Изгнание из ада - [10]

Шрифт
Интервал

Люди бормотали молитвы, но бормотания было не слышно, глаз видел рты, распахнутые в испуганном крике, но самих криков было не слышно, как не слышно и жалобных причитаний, более сотни пар ног топали по мостовой улицы Ошпитал, но эха шагов словно бы не существовало, они ступали словно бы уже не по камням, а по облаку.

Пятое декабря 1604 года. Что поглощало шумы этой процессии? Откуда-то долетал глухой рокот, негромкий гул, acusados, обвиняемые, шагали ему навстречу. В тюрьме инквизиции многие из них впервые получили бумажку с фамилией, которая понадобится лишь затем, чтобы, когда вызовут, выйти вперед и выслушать приговор: и имя твое да сгинет навеки!

Навстречу этому ритуалу они и шагали, навстречу гулу, который давно уже безмолвно звучал у них в голове, навстречу сортировке, оставлявшей малую, но решающую возможность выбора меж погибелью и смертью, — и вот, когда шествие свернуло на улицу Лазару, ведущую к площади Ампла, где состоится аутодафе, поднялся шум, тишина взорвалась. На площади уже собрались тысячи зевак, но со всех сторон по-прежнему сбегался народ, сотни людей с факелами, выстроившиеся по обеим сторонам улицы Лазару, при появлении процессии разразились истошными криками, забушевали.

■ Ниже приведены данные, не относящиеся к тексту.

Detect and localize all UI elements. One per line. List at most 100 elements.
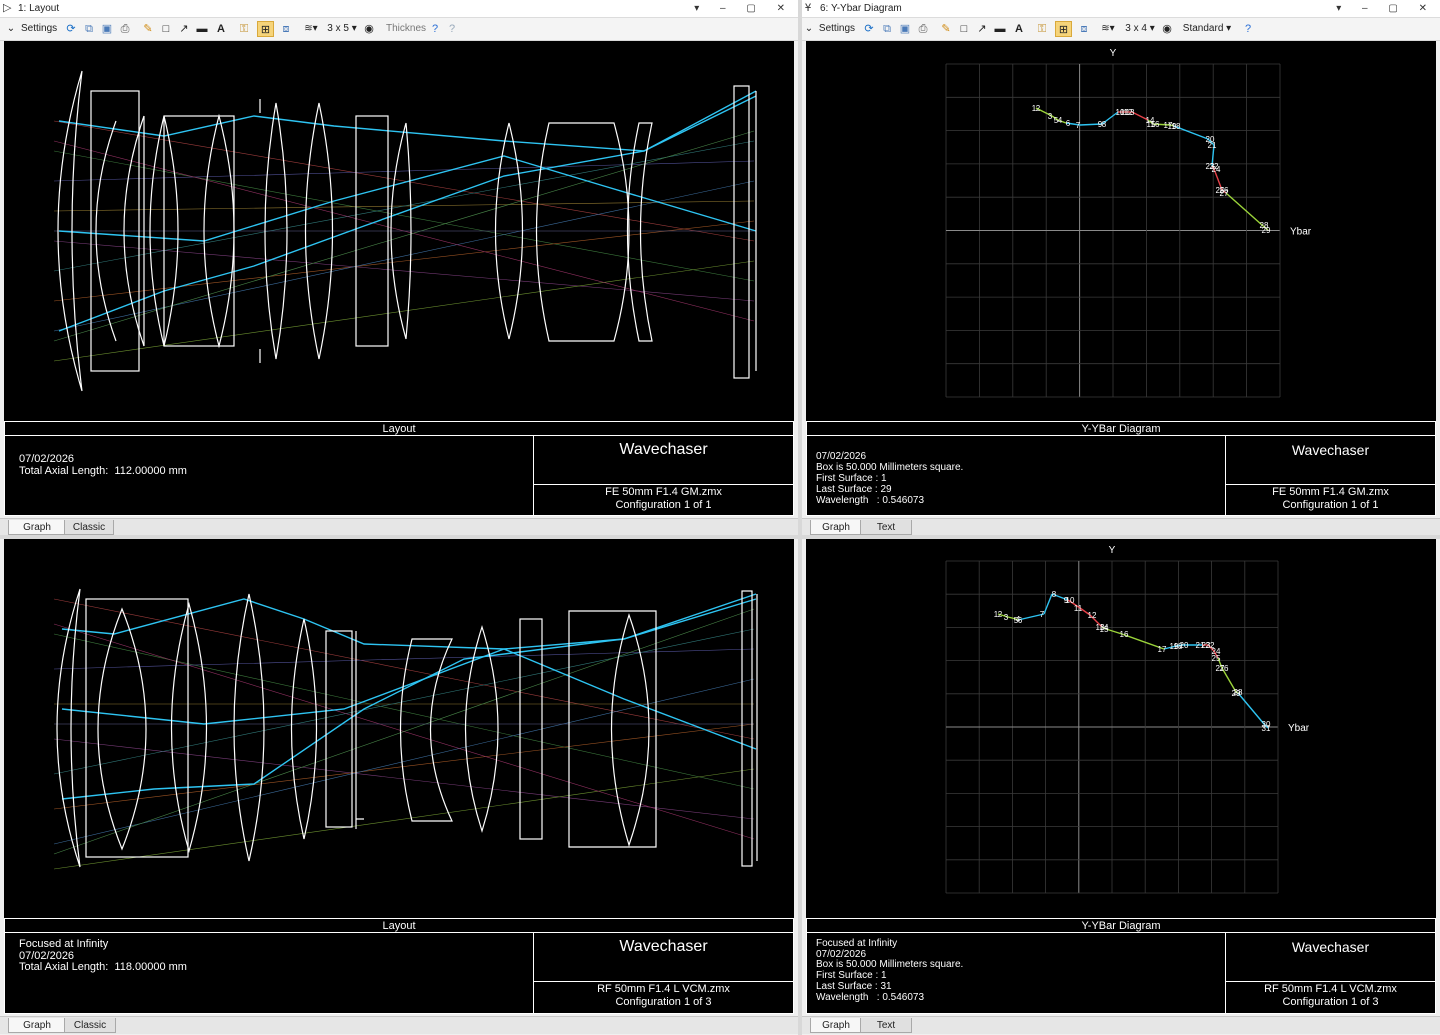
config-label: Configuration 1 of 3 (1282, 996, 1379, 1008)
clock-icon[interactable]: ◉ (362, 21, 376, 37)
yybar-chart: YYbar12345678910111213141516171819202122… (945, 545, 1310, 894)
file-name: RF 50mm F1.4 L VCM.zmx (1264, 983, 1397, 995)
copy-icon[interactable]: ⧉ (82, 21, 96, 37)
pencil-icon[interactable]: ✎ (939, 21, 953, 37)
horizontal-splitter[interactable] (0, 535, 1440, 539)
surface-label: 21 (1208, 141, 1217, 150)
yybar-plot[interactable]: Y Ybar 1 2 3 4 5 6 7 8 9 10 11 12 13 14 15 16 17 18 19 20 21 22… (806, 41, 1436, 421)
info-line: Last Surface : 31 (816, 980, 892, 992)
surface-label: 8 (1052, 590, 1057, 599)
help-icon[interactable]: ? (428, 21, 442, 37)
tab-text[interactable]: Text (860, 520, 912, 535)
layers-dropdown-icon[interactable]: ≋▾ (1097, 21, 1119, 37)
layout-grid-icon[interactable]: ⊞ (1055, 21, 1072, 37)
surface-label: 24 (1212, 165, 1221, 174)
info-line: Wavelength : 0.546073 (816, 495, 925, 506)
plot-caption: Layout (4, 421, 794, 435)
layout-grid-icon[interactable]: ⊞ (257, 21, 274, 37)
tab-bar: Graph Text (802, 518, 1440, 535)
save-icon[interactable]: ▣ (898, 21, 912, 37)
standard-dropdown[interactable]: Standard ▾ (1182, 21, 1232, 37)
info-line: Total Axial Length: 112.00000 mm (19, 464, 187, 477)
info-box: Focused at Infinity 07/02/2026 Total Axi… (4, 932, 794, 1014)
grid-size-dropdown[interactable]: 3 x 4 ▾ (1124, 21, 1156, 37)
tab-graph[interactable]: Graph (810, 520, 862, 535)
layout-plot[interactable] (4, 41, 794, 421)
tab-bar: Graph Text (802, 1016, 1440, 1034)
window-icon: ▷ (3, 2, 12, 14)
grid-size-dropdown[interactable]: 3 x 5 ▾ (326, 21, 358, 37)
print-icon[interactable]: ⎙ (118, 21, 132, 37)
info-line: Wavelength : 0.546073 (816, 991, 925, 1003)
toolbar: ⌄ Settings ⟳ ⧉ ▣ ⎙ ✎ □ ↗ ▬ A ⚿ ⊞ ⧈ ≋▾ 3 … (0, 18, 798, 41)
window-icon-2[interactable]: ⧈ (1077, 21, 1091, 37)
toolbar: ⌄ Settings ⟳ ⧉ ▣ ⎙ ✎ □ ↗ ▬ A ⚿ ⊞ ⧈ ≋▾ 3 … (802, 18, 1440, 41)
surface-label: 13 (1126, 108, 1135, 117)
surface-label: 3 (1004, 613, 1009, 622)
text-tool-icon[interactable]: A (1012, 21, 1026, 37)
refresh-icon[interactable]: ⟳ (64, 21, 78, 37)
settings-button[interactable]: Settings (818, 21, 856, 37)
surface-label: 4 (1058, 116, 1063, 125)
line-icon[interactable]: ▬ (195, 21, 209, 37)
info-box: 07/02/2026 Total Axial Length: 112.00000… (4, 435, 794, 516)
info-line: Last Surface : 29 (816, 484, 892, 495)
tab-graph[interactable]: Graph (8, 520, 66, 535)
print-icon[interactable]: ⎙ (916, 21, 930, 37)
title-bar[interactable]: Ұ 6: Y-Ybar Diagram ▾ – ▢ ✕ (802, 0, 1440, 18)
file-info: FE 50mm F1.4 GM.zmx Configuration 1 of 1 (1226, 486, 1435, 512)
clock-icon[interactable]: ◉ (1160, 21, 1174, 37)
refresh-icon[interactable]: ⟳ (862, 21, 876, 37)
help-icon-2[interactable]: ? (445, 21, 459, 37)
title-bar[interactable]: ▷ 1: Layout ▾ – ▢ ✕ (0, 0, 798, 18)
grid-size-label: 3 x 4 (1125, 23, 1147, 34)
ybar-axis-label: Ybar (1290, 227, 1312, 238)
vertical-splitter[interactable] (798, 0, 802, 1035)
settings-chevron-icon[interactable]: ⌄ (804, 21, 814, 37)
rectangle-icon[interactable]: □ (159, 21, 173, 37)
file-info: RF 50mm F1.4 L VCM.zmx Configuration 1 o… (534, 983, 793, 1009)
surface-label: 23 (1202, 641, 1211, 650)
info-line: 07/02/2026 (816, 451, 867, 462)
pencil-icon[interactable]: ✎ (141, 21, 155, 37)
line-icon[interactable]: ▬ (993, 21, 1007, 37)
rectangle-icon[interactable]: □ (957, 21, 971, 37)
plot-grid (945, 63, 1281, 398)
settings-button[interactable]: Settings (21, 21, 57, 37)
save-icon[interactable]: ▣ (100, 21, 114, 37)
window-icon-2[interactable]: ⧈ (279, 21, 293, 37)
tab-graph[interactable]: Graph (810, 1018, 862, 1033)
window-controls[interactable]: ▾ – ▢ ✕ (694, 0, 794, 17)
info-text: Focused at Infinity 07/02/2026 Total Axi… (19, 938, 187, 974)
grid-size-label: 3 x 5 (327, 23, 349, 34)
lock-icon[interactable]: ⚿ (237, 21, 251, 37)
surface-label: 20 (1180, 641, 1189, 650)
surface-label: 29 (1232, 689, 1241, 698)
arrow-icon[interactable]: ↗ (177, 21, 191, 37)
tab-graph[interactable]: Graph (8, 1018, 66, 1033)
help-icon[interactable]: ? (1241, 21, 1255, 37)
thickness-field[interactable]: Thickness (386, 21, 426, 37)
info-box: 07/02/2026 Box is 50.000 Millimeters squ… (806, 435, 1436, 516)
tab-classic[interactable]: Classic (64, 520, 114, 535)
info-text: Focused at Infinity 07/02/2026 Box is 50… (816, 938, 963, 1003)
yybar-plot[interactable]: Y Ybar 1 2 3 4 5 6 7 8 9 10 11 12 13 14 15 16 17 18 19 20 21 22… (806, 539, 1436, 918)
settings-chevron-icon[interactable]: ⌄ (6, 21, 16, 37)
title-block: Wavechaser RF 50mm F1.4 L VCM.zmx Config… (533, 933, 793, 1013)
brand-name: Wavechaser (1226, 436, 1435, 485)
file-name: FE 50mm F1.4 GM.zmx (605, 486, 722, 498)
info-box: Focused at Infinity 07/02/2026 Box is 50… (806, 932, 1436, 1014)
layers-dropdown-icon[interactable]: ≋▾ (300, 21, 322, 37)
layout-plot[interactable] (4, 539, 794, 918)
arrow-icon[interactable]: ↗ (975, 21, 989, 37)
copy-icon[interactable]: ⧉ (880, 21, 894, 37)
tab-text[interactable]: Text (860, 1018, 912, 1033)
text-tool-icon[interactable]: A (214, 21, 228, 37)
tab-classic[interactable]: Classic (64, 1018, 116, 1033)
surface-label: 25 (1212, 654, 1221, 663)
surface-label: 5 (1054, 116, 1059, 125)
surface-label: 9 (1098, 120, 1103, 129)
lock-icon[interactable]: ⚿ (1035, 21, 1049, 37)
surface-label: 2 (1036, 104, 1041, 113)
window-controls[interactable]: ▾ – ▢ ✕ (1336, 0, 1436, 17)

— Обрить их! Обрить! Обрить! Давайте обреем новообращенных! — вопили они. И пытались подпалить факелами бороды евреев.

Процессию, которая, несмотря на ровный шаг, производила впечатление оцепенелой отрешенности, теперь обуяла паника. Евреи закрывали лицо рукавами sacos benditos, кричали «Господи, помоги!»; они кричали «Господи, помоги!», а те, другие кричали «Обрить!», и евреи пытались отступить к противоположной стороне улицы, где их опять-таки поджидали факелы и тычки. Монахи, не делая поползновений остановить наладчиков, перешли от невнятного бормотания молитв к громкому монотонному распеву и ускорили шаг, чтобы уберечь от «бреющего» огня собственные рясы.

Вот и площадь. Крики переросли в истошный рев, acusados втянули головы в плечи, а Антония Соэйра со стоном приподнялась, нащупала руку мужа, Гашпара Родригиша, впилась в нее ногтями: началось! Пришла пора!

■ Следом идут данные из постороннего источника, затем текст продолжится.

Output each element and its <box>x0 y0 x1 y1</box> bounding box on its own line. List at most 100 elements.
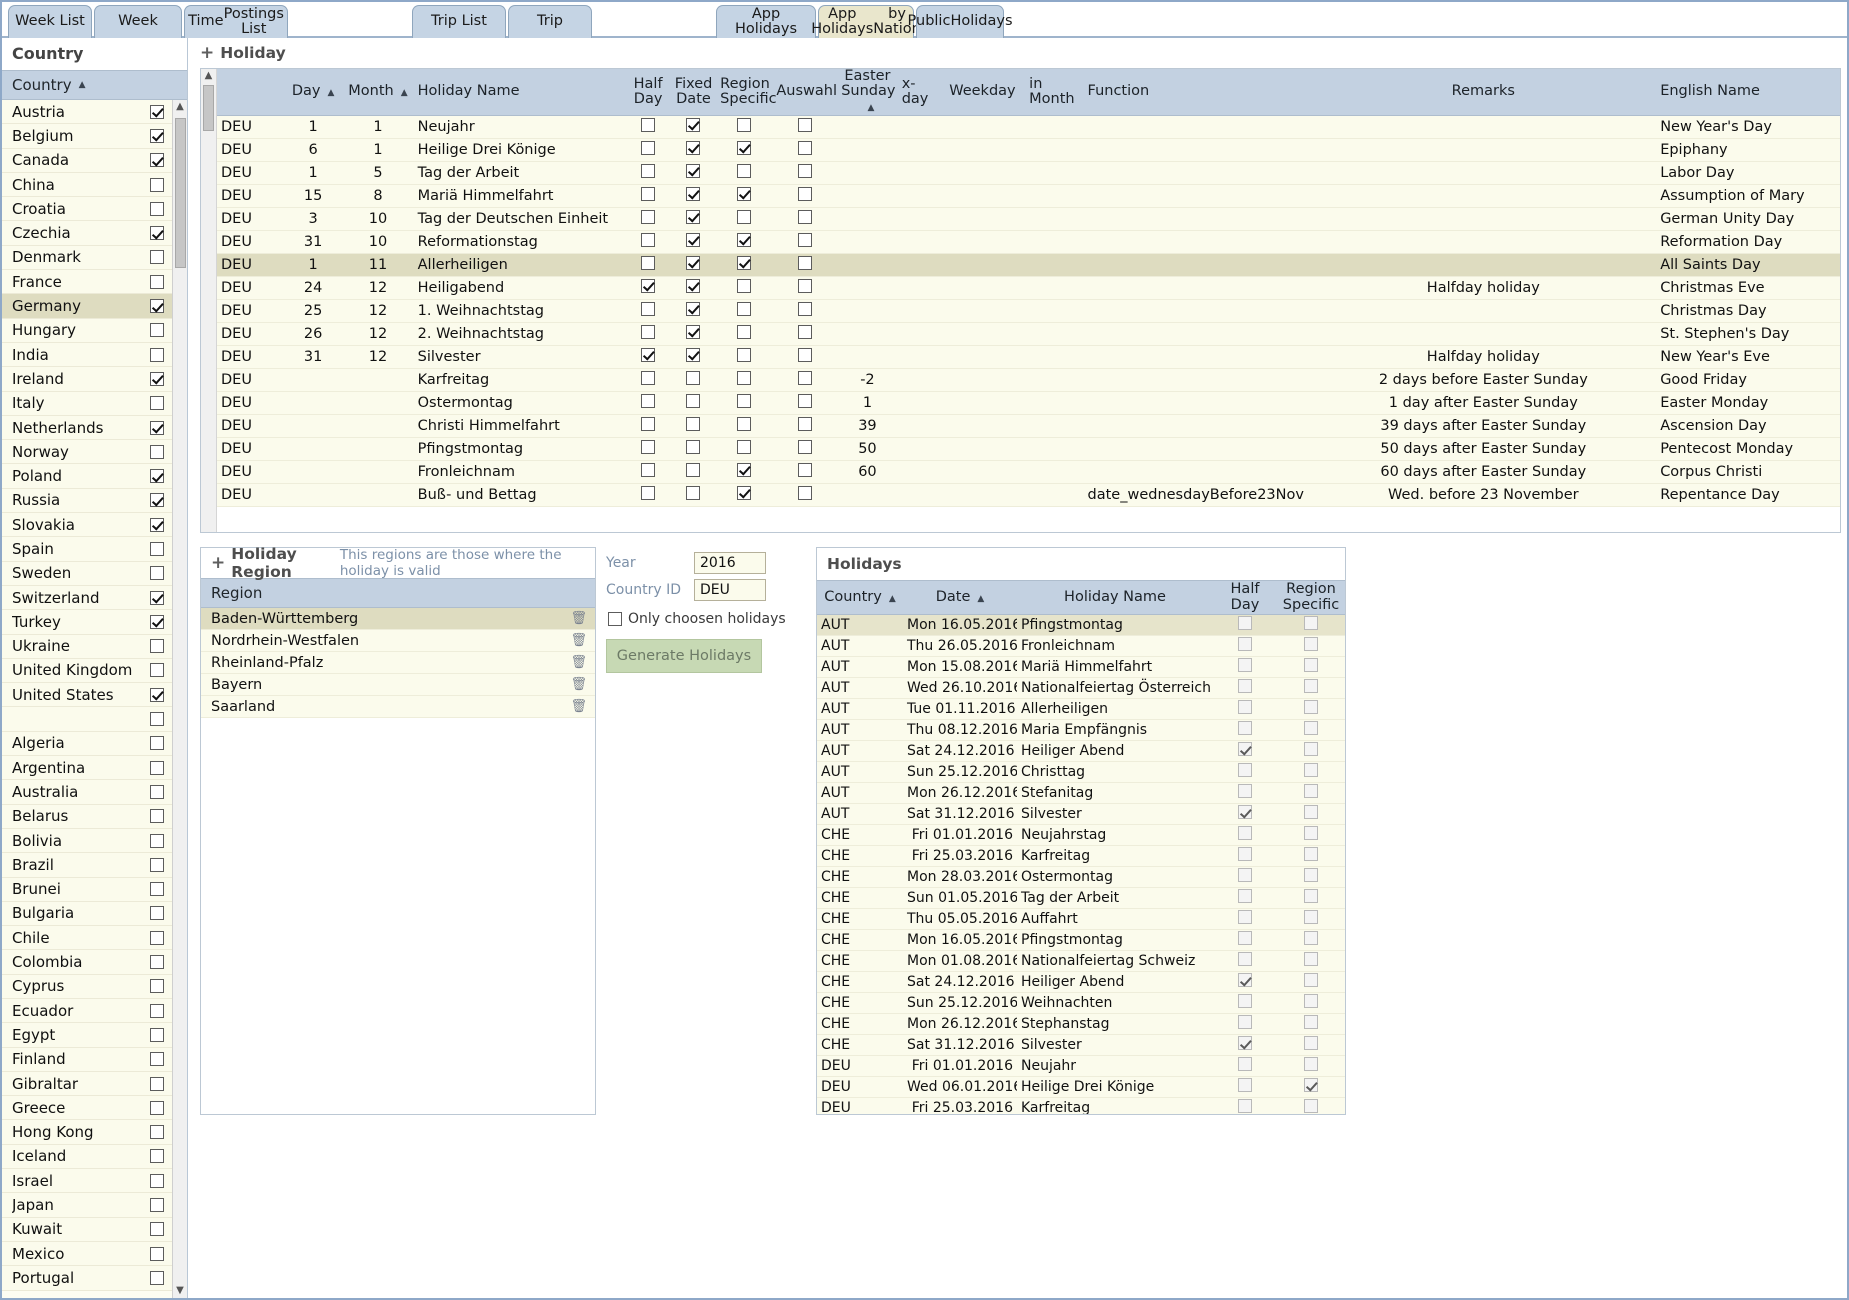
sidebar-item-bolivia[interactable]: Bolivia <box>2 828 172 854</box>
country-checkbox[interactable] <box>150 493 164 508</box>
regionspecific-checkbox[interactable] <box>1304 826 1318 841</box>
sidebar-item-denmark[interactable]: Denmark <box>2 245 172 271</box>
fixeddate-checkbox[interactable] <box>686 462 701 477</box>
regionspecific-checkbox[interactable] <box>737 370 752 385</box>
fixeddate-checkbox[interactable] <box>686 324 701 339</box>
regionspecific-checkbox[interactable] <box>737 186 752 201</box>
halfday-checkbox[interactable] <box>641 278 656 293</box>
sidebar-item-sweden[interactable]: Sweden <box>2 561 172 586</box>
region-list[interactable]: Baden-Württemberg 🗑 Nordrhein-Westfalen 🗑 Rh… <box>201 608 595 719</box>
country-checkbox[interactable] <box>150 882 164 897</box>
table-row[interactable]: DEU 15 8 Mariä Himmelfahrt Assumption of Mar… <box>217 184 1840 208</box>
sidebar-item-slovakia[interactable]: Slovakia <box>2 513 172 538</box>
table-row[interactable]: DEU Christi Himmelfahrt 39 39 days after Ea… <box>217 414 1840 438</box>
regionspecific-checkbox[interactable] <box>737 209 752 224</box>
sidebar-item-cyprus[interactable]: Cyprus <box>2 974 172 999</box>
table-row[interactable]: DEU 25 12 1. Weihnachtstag Christmas Day <box>217 299 1840 323</box>
halfday-checkbox[interactable] <box>641 255 656 270</box>
add-holiday-icon[interactable]: + <box>200 43 214 63</box>
regionspecific-checkbox[interactable] <box>1304 784 1318 799</box>
halfday-checkbox[interactable] <box>1238 826 1252 841</box>
country-checkbox[interactable] <box>150 833 164 848</box>
country-checkbox[interactable] <box>150 396 164 411</box>
halfday-checkbox[interactable] <box>1238 700 1252 715</box>
sidebar-item-gibraltar[interactable]: Gibraltar <box>2 1071 172 1097</box>
sidebar-item-blank[interactable] <box>2 707 172 732</box>
sidebar-item-mexico[interactable]: Mexico <box>2 1241 172 1267</box>
halfday-checkbox[interactable] <box>1238 952 1252 967</box>
auswahl-checkbox[interactable] <box>797 439 812 454</box>
col-header-country[interactable] <box>217 69 284 116</box>
auswahl-checkbox[interactable] <box>797 347 812 362</box>
fixeddate-checkbox[interactable] <box>686 347 701 362</box>
regionspecific-checkbox[interactable] <box>1304 1099 1318 1114</box>
halfday-checkbox[interactable] <box>641 301 656 316</box>
regionspecific-checkbox[interactable] <box>1304 763 1318 778</box>
fixeddate-checkbox[interactable] <box>686 485 701 500</box>
holidays-table-row[interactable]: AUT Tue 01.11.2016 Allerheiligen <box>817 698 1345 721</box>
col-header-auswahl[interactable]: Auswahl <box>772 69 838 116</box>
halfday-checkbox[interactable] <box>1238 784 1252 799</box>
sidebar-item-ukraine[interactable]: Ukraine <box>2 634 172 659</box>
region-row[interactable]: Rheinland-Pfalz 🗑 <box>201 652 595 675</box>
holidays-table-row[interactable]: CHE Mon 28.03.2016 Ostermontag <box>817 866 1345 889</box>
regionspecific-checkbox[interactable] <box>1304 700 1318 715</box>
table-row[interactable]: DEU 26 12 2. Weihnachtstag St. Stephen's Day <box>217 322 1840 346</box>
halfday-checkbox[interactable] <box>1238 616 1252 631</box>
tab-app-holidays[interactable]: App Holidays <box>716 5 816 38</box>
regionspecific-checkbox[interactable] <box>737 301 752 316</box>
auswahl-checkbox[interactable] <box>797 370 812 385</box>
sidebar-item-spain[interactable]: Spain <box>2 537 172 562</box>
tab-time-postings-list[interactable]: Time Postings List <box>184 5 288 38</box>
halfday-checkbox[interactable] <box>1238 721 1252 736</box>
region-row[interactable]: Bayern 🗑 <box>201 674 595 697</box>
country-checkbox[interactable] <box>150 517 164 532</box>
holidays-table-row[interactable]: CHE Sun 01.05.2016 Tag der Arbeit <box>817 887 1345 910</box>
holidays-table-row[interactable]: CHE Sun 25.12.2016 Weihnachten <box>817 992 1345 1015</box>
col-header-month[interactable]: Month ▲ <box>342 69 414 116</box>
country-checkbox[interactable] <box>150 371 164 386</box>
fixeddate-checkbox[interactable] <box>686 416 701 431</box>
country-checkbox[interactable] <box>150 1003 164 1018</box>
country-checkbox[interactable] <box>150 104 164 119</box>
regionspecific-checkbox[interactable] <box>1304 658 1318 673</box>
sidebar-item-australia[interactable]: Australia <box>2 780 172 805</box>
sidebar-item-united-kingdom[interactable]: United Kingdom <box>2 658 172 684</box>
halfday-checkbox[interactable] <box>1238 1015 1252 1030</box>
country-checkbox[interactable] <box>150 1222 164 1237</box>
auswahl-checkbox[interactable] <box>797 324 812 339</box>
holidays-table-row[interactable]: AUT Mon 26.12.2016 Stefanitag <box>817 782 1345 805</box>
country-checkbox[interactable] <box>150 590 164 605</box>
halfday-checkbox[interactable] <box>641 140 656 155</box>
auswahl-checkbox[interactable] <box>797 232 812 247</box>
sidebar-item-egypt[interactable]: Egypt <box>2 1023 172 1048</box>
halfday-checkbox[interactable] <box>641 462 656 477</box>
country-checkbox[interactable] <box>150 347 164 362</box>
regionspecific-checkbox[interactable] <box>1304 1015 1318 1030</box>
fixeddate-checkbox[interactable] <box>686 186 701 201</box>
halfday-checkbox[interactable] <box>1238 1057 1252 1072</box>
regionspecific-checkbox[interactable] <box>737 416 752 431</box>
scrollbar-thumb[interactable] <box>175 118 186 268</box>
fixeddate-checkbox[interactable] <box>686 163 701 178</box>
auswahl-checkbox[interactable] <box>797 416 812 431</box>
sidebar-item-germany[interactable]: Germany <box>2 294 172 319</box>
trash-icon[interactable]: 🗑 <box>570 655 587 670</box>
tab-trip[interactable]: Trip <box>508 5 592 38</box>
halfday-checkbox[interactable] <box>641 163 656 178</box>
country-checkbox[interactable] <box>150 906 164 921</box>
sidebar-item-algeria[interactable]: Algeria <box>2 731 172 757</box>
country-checkbox[interactable] <box>150 153 164 168</box>
col-header-regionspecific[interactable]: Region Specific <box>716 69 777 116</box>
tab-trip-list[interactable]: Trip List <box>412 5 506 38</box>
country-checkbox[interactable] <box>150 955 164 970</box>
auswahl-checkbox[interactable] <box>797 462 812 477</box>
holidays-table-row[interactable]: CHE Fri 01.01.2016 Neujahrstag <box>817 824 1345 847</box>
regionspecific-checkbox[interactable] <box>1304 742 1318 757</box>
table-row[interactable]: DEU 6 1 Heilige Drei Könige Epiphany <box>217 138 1840 162</box>
fixeddate-checkbox[interactable] <box>686 393 701 408</box>
holidays-table-row[interactable]: CHE Mon 16.05.2016 Pfingstmontag <box>817 929 1345 952</box>
fixeddate-checkbox[interactable] <box>686 232 701 247</box>
sidebar-item-croatia[interactable]: Croatia <box>2 197 172 222</box>
fixeddate-checkbox[interactable] <box>686 370 701 385</box>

Гашпар Родригиш немедля собрался за доной Терезой. Но как быть с малышкой Эштрелой? Оставить ее здесь? Или лучше взять с собой? Нет. Повитуха жила всего несколькими домами дальше, стало быть, он вернется очень скоро, куда скорее, чем с четырехлетней дочкой на руках.

Выйдя на улицу, он на миг снова отпрянул к двери. Никогда у них в переулке не бывало такой сумятицы, такой толкотни, такой давки. Уйма народу — пешие и конные, в каретах, в одноконных экипажах, в портшезах. Тесная улочка гудела от галдежа, брани и песнопений пешеходов, от предостерегающих кучерских окриков, от свиста носильщиков, щелканья хлыстов и пронзительного ржания лошадей. И, как никогда, жутко воняло мочой, испражнениями и потом.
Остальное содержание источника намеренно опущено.